Speaker's Role

To better understand what the Speaker of the Assembly does, it’s important to look at his or her powers and responsibilities; and for whom he or she works.

The Speaker's powers and duties

The Speaker is the highest ranking officer of the Assembly, and is elected by the Assembly Members usually at the beginning of each two-year legislative session. The Speaker or his or her designee presides over Floor Session.

The Speaker is charged with the overall management and supervision of the Assembly. She or he appoints members to all committees and subcommittees of the Assembly, allocates funds, staffing, and other resources for the effective operation of the House, and establishes committee schedules. The Speaker’s powers and duties are established by the Assembly Rules Committee.
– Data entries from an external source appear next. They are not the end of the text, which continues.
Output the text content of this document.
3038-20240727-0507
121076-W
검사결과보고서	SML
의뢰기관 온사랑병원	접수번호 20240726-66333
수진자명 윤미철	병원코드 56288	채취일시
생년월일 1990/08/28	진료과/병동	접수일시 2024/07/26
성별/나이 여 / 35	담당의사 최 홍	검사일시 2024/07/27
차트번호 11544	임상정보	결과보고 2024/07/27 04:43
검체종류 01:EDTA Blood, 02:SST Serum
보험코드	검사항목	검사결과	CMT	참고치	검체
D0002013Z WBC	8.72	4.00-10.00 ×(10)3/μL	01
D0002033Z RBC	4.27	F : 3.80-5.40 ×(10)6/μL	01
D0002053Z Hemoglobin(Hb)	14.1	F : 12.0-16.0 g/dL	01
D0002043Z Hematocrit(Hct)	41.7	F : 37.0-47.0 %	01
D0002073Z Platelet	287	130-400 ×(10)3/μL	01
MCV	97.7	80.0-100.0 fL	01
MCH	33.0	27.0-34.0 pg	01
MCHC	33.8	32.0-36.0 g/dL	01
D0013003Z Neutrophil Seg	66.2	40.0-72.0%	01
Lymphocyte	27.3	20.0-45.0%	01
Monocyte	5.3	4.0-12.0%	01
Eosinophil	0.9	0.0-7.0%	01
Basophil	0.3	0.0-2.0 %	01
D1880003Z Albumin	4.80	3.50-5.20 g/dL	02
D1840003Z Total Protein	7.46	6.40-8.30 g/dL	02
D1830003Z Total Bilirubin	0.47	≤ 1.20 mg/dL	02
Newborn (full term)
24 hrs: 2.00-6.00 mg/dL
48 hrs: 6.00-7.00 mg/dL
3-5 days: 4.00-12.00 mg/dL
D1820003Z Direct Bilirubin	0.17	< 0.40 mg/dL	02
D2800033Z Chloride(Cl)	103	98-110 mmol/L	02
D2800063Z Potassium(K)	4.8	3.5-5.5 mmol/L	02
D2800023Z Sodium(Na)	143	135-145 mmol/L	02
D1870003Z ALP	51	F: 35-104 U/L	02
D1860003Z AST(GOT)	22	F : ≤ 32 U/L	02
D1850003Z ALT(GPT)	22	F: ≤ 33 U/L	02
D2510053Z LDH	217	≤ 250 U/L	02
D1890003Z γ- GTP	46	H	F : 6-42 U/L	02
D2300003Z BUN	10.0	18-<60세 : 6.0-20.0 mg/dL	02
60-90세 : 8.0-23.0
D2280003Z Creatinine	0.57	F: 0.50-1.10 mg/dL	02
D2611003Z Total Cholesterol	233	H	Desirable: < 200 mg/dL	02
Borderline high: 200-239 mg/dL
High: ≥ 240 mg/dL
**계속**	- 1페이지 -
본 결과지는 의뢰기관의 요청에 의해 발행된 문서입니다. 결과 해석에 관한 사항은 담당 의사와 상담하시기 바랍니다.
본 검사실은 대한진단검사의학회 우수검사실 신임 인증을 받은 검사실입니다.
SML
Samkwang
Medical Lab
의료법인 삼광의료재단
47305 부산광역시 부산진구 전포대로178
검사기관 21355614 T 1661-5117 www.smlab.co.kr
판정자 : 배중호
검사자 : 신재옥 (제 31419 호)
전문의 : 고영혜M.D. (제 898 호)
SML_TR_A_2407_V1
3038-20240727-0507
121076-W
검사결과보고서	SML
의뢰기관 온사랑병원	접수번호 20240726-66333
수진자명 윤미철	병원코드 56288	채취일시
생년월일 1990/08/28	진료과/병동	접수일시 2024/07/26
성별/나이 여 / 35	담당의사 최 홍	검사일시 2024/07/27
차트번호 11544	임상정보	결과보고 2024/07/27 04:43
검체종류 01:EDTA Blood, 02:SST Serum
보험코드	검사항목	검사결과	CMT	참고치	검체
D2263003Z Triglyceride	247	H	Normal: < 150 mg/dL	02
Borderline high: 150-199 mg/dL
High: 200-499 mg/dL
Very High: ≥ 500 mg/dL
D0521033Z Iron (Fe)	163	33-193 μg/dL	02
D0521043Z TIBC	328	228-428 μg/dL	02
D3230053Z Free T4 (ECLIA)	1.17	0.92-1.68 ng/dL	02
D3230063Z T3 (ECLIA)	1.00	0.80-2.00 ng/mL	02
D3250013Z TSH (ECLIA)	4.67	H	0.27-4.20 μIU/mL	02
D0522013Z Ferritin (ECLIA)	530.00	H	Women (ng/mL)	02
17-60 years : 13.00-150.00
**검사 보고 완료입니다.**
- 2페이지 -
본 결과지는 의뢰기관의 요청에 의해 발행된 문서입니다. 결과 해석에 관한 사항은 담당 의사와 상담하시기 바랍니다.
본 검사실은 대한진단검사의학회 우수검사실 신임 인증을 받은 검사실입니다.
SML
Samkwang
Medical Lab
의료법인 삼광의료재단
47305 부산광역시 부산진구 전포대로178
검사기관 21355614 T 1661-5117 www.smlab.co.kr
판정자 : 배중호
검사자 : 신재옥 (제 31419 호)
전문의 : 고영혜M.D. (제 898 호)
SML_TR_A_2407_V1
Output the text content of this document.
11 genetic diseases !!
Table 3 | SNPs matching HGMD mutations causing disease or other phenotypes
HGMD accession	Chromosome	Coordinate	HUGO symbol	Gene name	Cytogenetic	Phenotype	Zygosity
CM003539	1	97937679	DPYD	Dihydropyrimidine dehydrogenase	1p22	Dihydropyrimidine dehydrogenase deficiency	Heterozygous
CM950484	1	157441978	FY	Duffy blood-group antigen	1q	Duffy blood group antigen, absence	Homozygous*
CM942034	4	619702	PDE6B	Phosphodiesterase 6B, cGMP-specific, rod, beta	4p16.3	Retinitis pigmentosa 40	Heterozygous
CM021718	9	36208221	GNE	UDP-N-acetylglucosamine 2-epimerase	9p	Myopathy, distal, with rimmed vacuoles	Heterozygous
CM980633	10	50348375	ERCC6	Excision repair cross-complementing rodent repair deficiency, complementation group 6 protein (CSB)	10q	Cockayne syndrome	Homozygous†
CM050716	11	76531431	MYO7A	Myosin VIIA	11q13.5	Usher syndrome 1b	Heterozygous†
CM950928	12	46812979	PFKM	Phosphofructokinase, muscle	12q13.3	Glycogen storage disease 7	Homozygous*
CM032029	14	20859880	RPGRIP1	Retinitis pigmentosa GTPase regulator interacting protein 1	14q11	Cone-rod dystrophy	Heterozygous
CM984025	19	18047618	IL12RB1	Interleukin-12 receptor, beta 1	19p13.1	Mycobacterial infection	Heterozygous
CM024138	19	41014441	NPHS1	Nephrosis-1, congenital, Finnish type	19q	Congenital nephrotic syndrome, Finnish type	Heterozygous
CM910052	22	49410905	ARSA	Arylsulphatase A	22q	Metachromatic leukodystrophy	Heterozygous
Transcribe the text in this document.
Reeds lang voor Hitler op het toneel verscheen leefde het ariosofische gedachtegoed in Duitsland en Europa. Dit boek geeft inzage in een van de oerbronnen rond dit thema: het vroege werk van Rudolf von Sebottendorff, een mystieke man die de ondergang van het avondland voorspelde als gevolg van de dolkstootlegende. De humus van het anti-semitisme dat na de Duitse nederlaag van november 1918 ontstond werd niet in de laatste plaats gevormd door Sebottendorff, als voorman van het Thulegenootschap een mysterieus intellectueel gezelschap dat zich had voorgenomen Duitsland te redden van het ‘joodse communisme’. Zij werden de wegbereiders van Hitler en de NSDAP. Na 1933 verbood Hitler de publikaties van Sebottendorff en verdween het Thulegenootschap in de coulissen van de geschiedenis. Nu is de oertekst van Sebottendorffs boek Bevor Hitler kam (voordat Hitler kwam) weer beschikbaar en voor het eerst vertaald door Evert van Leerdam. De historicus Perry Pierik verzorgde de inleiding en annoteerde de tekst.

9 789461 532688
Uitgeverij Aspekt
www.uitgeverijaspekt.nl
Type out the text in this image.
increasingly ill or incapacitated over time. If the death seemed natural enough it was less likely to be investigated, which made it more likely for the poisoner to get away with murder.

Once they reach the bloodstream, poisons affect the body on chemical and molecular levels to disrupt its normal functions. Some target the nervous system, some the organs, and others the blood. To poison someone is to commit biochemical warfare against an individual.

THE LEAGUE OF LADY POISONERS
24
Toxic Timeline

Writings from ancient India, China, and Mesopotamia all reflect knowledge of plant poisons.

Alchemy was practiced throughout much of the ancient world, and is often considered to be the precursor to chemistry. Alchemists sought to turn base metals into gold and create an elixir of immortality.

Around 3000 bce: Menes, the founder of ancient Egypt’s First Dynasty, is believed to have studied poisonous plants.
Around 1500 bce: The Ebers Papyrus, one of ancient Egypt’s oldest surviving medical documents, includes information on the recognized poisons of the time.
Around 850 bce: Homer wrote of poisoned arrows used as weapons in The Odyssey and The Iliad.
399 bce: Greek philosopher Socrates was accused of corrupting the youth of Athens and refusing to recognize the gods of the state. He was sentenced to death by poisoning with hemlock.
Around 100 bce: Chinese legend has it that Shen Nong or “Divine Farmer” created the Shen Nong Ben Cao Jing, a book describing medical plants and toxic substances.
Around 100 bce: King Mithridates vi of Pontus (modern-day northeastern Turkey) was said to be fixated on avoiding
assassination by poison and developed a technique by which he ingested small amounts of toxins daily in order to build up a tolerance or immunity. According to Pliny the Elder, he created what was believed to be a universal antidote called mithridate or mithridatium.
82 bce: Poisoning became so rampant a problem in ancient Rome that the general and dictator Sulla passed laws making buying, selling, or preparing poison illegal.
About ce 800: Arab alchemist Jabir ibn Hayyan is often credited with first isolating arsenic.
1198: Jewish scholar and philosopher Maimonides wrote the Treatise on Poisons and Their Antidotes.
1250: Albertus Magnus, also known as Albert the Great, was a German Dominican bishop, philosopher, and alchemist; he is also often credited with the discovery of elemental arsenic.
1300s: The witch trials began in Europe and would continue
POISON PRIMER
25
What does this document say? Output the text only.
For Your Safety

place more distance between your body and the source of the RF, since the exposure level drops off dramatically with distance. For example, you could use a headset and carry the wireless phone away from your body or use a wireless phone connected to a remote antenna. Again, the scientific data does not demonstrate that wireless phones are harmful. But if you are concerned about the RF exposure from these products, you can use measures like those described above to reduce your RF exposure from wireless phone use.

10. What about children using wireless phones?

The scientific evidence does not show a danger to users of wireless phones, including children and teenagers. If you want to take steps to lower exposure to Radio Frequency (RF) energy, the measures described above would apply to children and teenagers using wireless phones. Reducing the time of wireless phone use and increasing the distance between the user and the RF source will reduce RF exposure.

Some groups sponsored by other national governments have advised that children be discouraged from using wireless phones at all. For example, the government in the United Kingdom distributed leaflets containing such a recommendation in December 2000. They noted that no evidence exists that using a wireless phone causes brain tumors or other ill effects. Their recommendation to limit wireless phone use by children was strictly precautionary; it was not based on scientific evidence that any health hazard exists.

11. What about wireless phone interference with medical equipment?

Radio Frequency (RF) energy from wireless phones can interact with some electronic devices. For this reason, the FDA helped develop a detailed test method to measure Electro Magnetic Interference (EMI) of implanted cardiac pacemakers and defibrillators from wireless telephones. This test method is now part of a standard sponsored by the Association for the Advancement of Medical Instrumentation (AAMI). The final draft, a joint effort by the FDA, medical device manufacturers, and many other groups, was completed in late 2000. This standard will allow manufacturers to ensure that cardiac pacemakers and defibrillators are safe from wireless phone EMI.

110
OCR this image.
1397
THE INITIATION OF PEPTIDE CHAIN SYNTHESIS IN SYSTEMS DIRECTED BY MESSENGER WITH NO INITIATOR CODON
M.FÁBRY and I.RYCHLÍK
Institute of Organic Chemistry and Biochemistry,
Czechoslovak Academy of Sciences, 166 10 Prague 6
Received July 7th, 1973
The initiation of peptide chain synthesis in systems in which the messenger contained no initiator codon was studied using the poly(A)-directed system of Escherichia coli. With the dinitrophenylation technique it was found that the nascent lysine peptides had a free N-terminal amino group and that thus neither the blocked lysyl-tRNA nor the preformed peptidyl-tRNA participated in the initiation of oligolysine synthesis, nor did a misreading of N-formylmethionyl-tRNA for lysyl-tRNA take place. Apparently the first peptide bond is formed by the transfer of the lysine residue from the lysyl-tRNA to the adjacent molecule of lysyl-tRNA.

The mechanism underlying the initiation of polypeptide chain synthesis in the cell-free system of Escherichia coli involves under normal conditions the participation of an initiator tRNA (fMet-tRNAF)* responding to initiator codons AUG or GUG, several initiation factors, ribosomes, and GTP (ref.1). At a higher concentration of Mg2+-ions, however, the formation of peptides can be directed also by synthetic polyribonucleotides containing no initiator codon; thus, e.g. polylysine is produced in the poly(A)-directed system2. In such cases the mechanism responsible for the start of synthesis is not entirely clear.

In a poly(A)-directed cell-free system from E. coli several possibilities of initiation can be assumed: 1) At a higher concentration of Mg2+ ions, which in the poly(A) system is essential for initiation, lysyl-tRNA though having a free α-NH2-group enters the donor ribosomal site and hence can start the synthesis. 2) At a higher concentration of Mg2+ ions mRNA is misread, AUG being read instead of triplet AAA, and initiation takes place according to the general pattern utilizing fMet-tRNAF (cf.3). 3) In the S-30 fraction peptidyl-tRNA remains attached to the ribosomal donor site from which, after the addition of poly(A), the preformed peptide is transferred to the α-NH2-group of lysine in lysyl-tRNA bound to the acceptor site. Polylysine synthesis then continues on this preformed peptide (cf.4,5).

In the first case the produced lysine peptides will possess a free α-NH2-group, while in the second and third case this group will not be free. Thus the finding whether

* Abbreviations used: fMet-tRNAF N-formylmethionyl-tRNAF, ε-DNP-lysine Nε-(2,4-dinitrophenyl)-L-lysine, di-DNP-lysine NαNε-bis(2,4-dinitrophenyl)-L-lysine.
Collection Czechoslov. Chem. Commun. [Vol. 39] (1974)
Who does the Speaker work for?

The Speaker of the California Assembly, in effect, is responsible to three separate constituencies. First are the people in the Speaker’s Assembly District; second, the people of the entire state, as a Speaker is a statewide political figure and leader, and, finally, to the membership of the Assembly who have elected him or her to the position of leadership. In addition, the Speaker is the liaison between the Assembly and the major leaders of the state and the federal administration in Washington.

To fulfill these obligations, it is necessary that the Speaker maintain a staff of wide and varied talents and backgrounds. The staff, with clerical support, consists of consultants with expertise in areas of concern to all Californians, e.g., agriculture, labor, education, health care, etc., who are charged with everything from research to aiding Members of the Legislature in their issue areas. They must brief the Speaker and prepare resource material for the many occasions when she or he addresses various groups and citizens throughout the state. The Speaker’s office also has a staff person who acts as a liaison with the media. In addition, the Speaker’s staff provide outreach services to help Assembly Members keep their constituents informed of legislative efforts, and involved in the legislative process.